Visually, Pacific Rift has turned out better than we had been led to expect by preview builds and trailers, as the lighting conditions, which change depending on the time of day, and draw distance and horizon graphics restore a reputation blemished by a few ugly near and middle-distance textures. The first game's troubling glitches have been all but eliminated, too: we only blew up at a terrain transition once in the whole game, whereas the original was often guilty of letting you down in that regard. Negligible load times for the simplified vehicle selector and a near-instant restart from the pause menu are much-needed additions as well, even if tracks do initially take a while to load, and online there's a ranking system, better matchmaking and very little noticeable lag to record, while the promised split-screen racing sacrifices less detail than you would expect, even with four players. The frame-rate rarely tumbles from 30fps in the ten hours it takes to reach the latter stages of the Festival.

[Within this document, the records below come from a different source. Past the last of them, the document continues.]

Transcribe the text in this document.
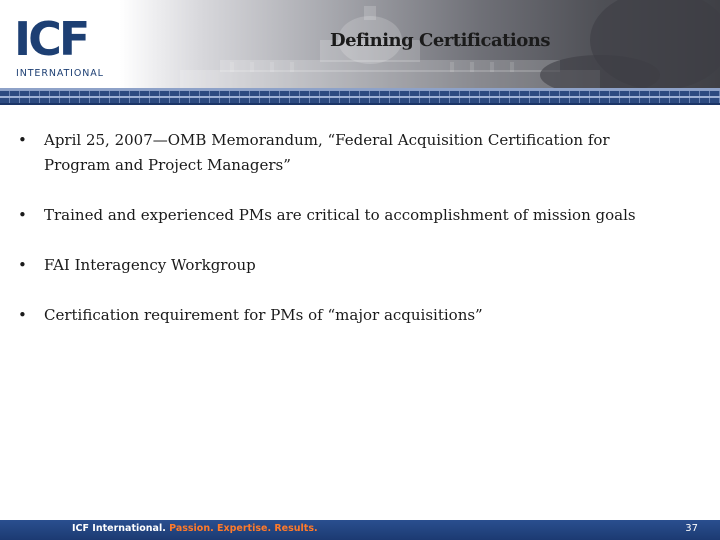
ICF
INTERNATIONAL
Defining Certifications
• April 25, 2007—OMB Memorandum, “Federal Acquisition Certification for Program and Project Managers”
• Trained and experienced PMs are critical to accomplishment of mission goals
• FAI Interagency Workgroup
• Certification requirement for PMs of “major acquisitions”
ICF International. Passion. Expertise. Results.	37
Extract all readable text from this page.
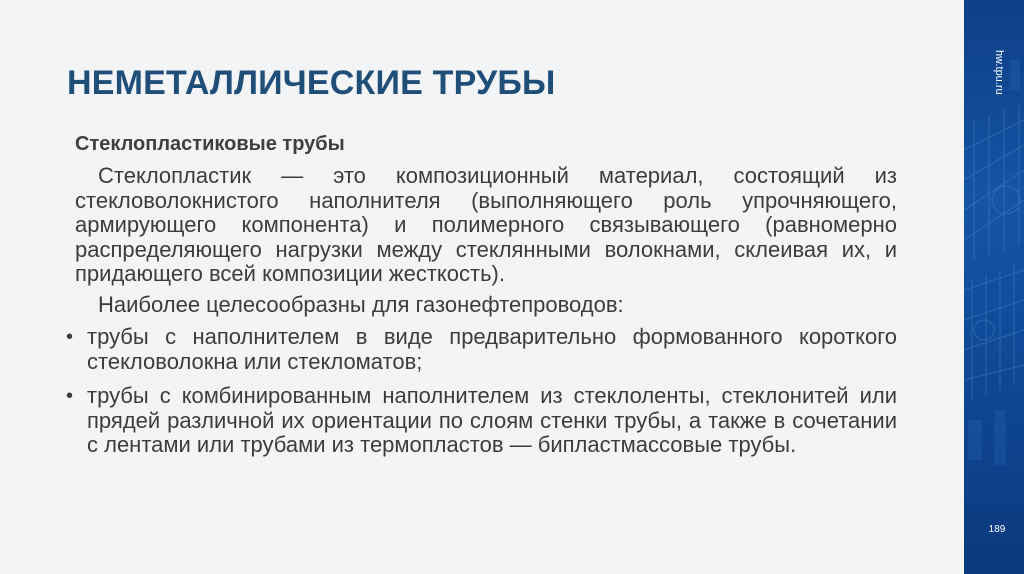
НЕМЕТАЛЛИЧЕСКИЕ ТРУБЫ
Стеклопластиковые трубы

Стеклопластик — это композиционный материал, состоящий из стекловолокнистого наполнителя (выполняющего роль упрочняющего, армирующего компонента) и полимерного связывающего (равномерно распределяющего нагрузки между стеклянными волокнами, склеивая их, и придающего всей композиции жесткость).

Наиболее целесообразны для газонефтепроводов:

• трубы с наполнителем в виде предварительно формованного короткого стекловолокна или стекломатов;
• трубы с комбинированным наполнителем из стеклоленты, стеклонитей или прядей различной их ориентации по слоям стенки трубы, а также в сочетании с лентами или трубами из термопластов — бипластмассовые трубы.
hw.tpu.ru
189
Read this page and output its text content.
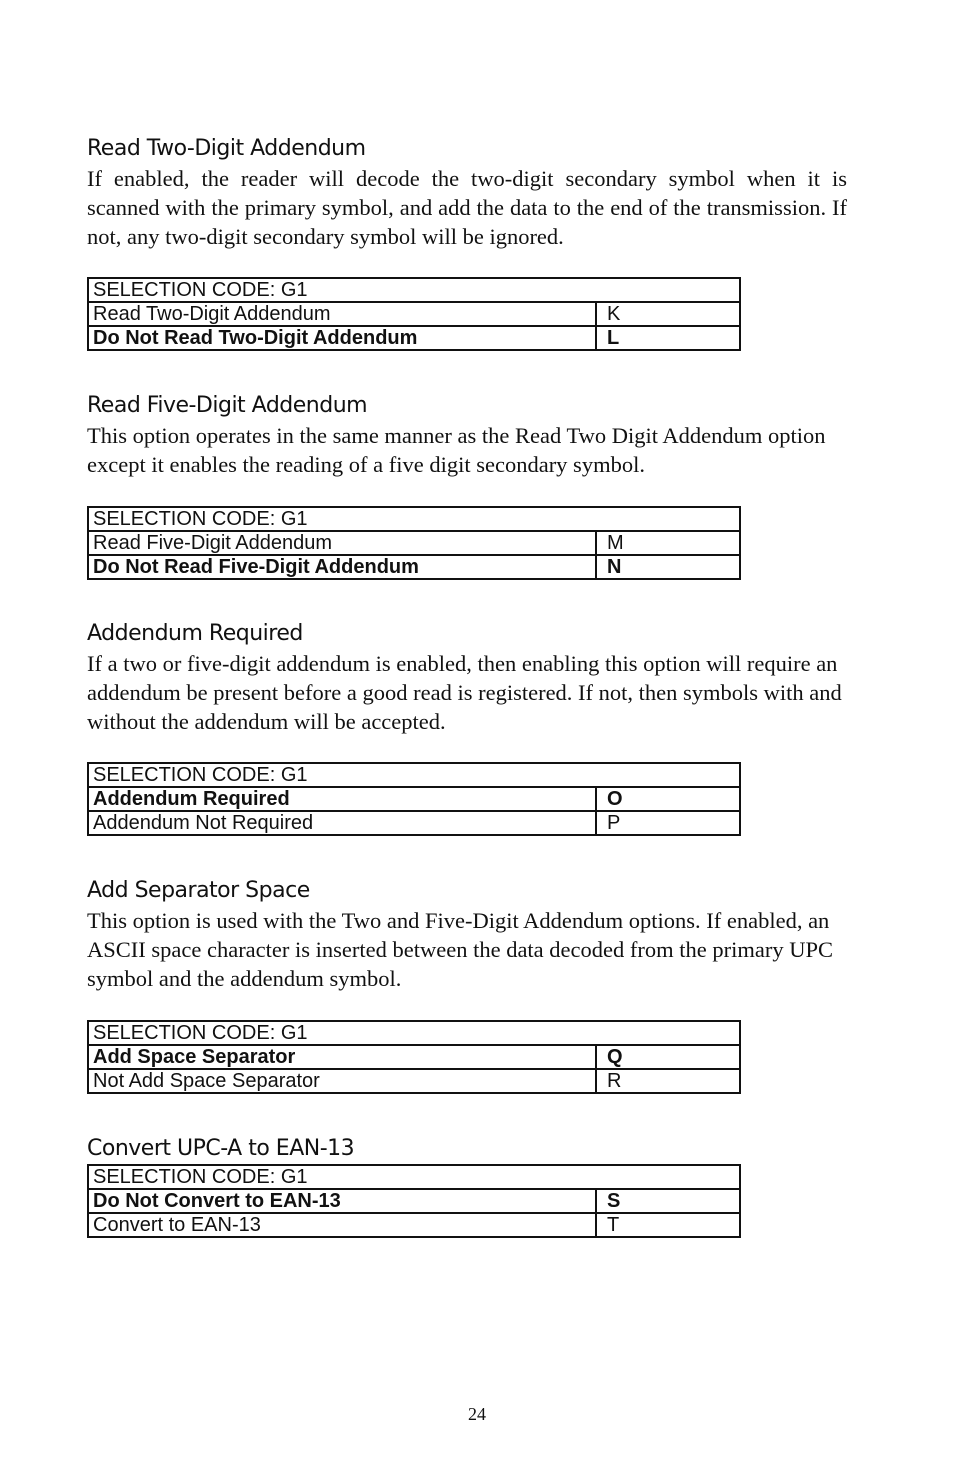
Read Two-Digit Addendum

If enabled, the reader will decode the two-digit secondary symbol when it is scanned with the primary symbol, and add the data to the end of the transmission. If not, any two-digit secondary symbol will be ignored.

SELECTION CODE: G1	
Read Two-Digit Addendum	K
Do Not Read Two-Digit Addendum	L
Read Five-Digit Addendum

This option operates in the same manner as the Read Two Digit Addendum option except it enables the reading of a five digit secondary symbol.

SELECTION CODE: G1	
Read Five-Digit Addendum	M
Do Not Read Five-Digit Addendum	N
Addendum Required

If a two or five-digit addendum is enabled, then enabling this option will require an addendum be present before a good read is registered. If not, then symbols with and without the addendum will be accepted.

SELECTION CODE: G1	
Addendum Required	O
Addendum Not Required	P
Add Separator Space

This option is used with the Two and Five-Digit Addendum options. If enabled, an ASCII space character is inserted between the data decoded from the primary UPC symbol and the addendum symbol.

SELECTION CODE: G1	
Add Space Separator	Q
Not Add Space Separator	R
Convert UPC-A to EAN-13
SELECTION CODE: G1	
Do Not Convert to EAN-13	S
Convert to EAN-13	T
24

However, the inconsistent quality of Pacific Rift's tracks and vehicles ultimately gets the better of it, and there are other problems to compound these drawbacks. It's all too easy to dominate for half the Festival's duration, and when the difficulty does ascend as you graduate to ranks 5 and 6 you're allowed almost no mistakes in the quest for a top-three position. As a result you start to feel worse about being taken out when you can hardly anticipate it - rejoining a thoroughfare on a bike just as a monster truck surges through at improbable speed, for example. You have to let go of the urge to only move on when you achieve gold medals in order to stave off crippling frustration, and despite an experience system that unlocks more events even without the shiniest medals, the challenge of levelling up is only really relevant just as the Festival tightens toward its conclusion, by which time the contrasting sensations of repetition and frustration have almost squeezed out the moments of real entertainment that are intermittently promised by the first few hours of easy progress.
Those moments, when MotorStorm: Pacific Rift is at its best, are the ones where it lives up to its name - dragging a flimsy bike or buggy around searching for grip in the path of the devastating storm of your opposition - and of its 16 circuits around half are clever, challenging and memorable, at least in spurts, and serve the enjoyable multiplayer better than the patchy campaign. There, too much of your time is spent grinding second-choice metal in search of elusive pace, or cursing imperious AI and unpredictable catastrophe, and in the battle between the game's infrequent but electrifying highs and its frustrating lows, the result is too close to stalemate to match the first game's understated achievement.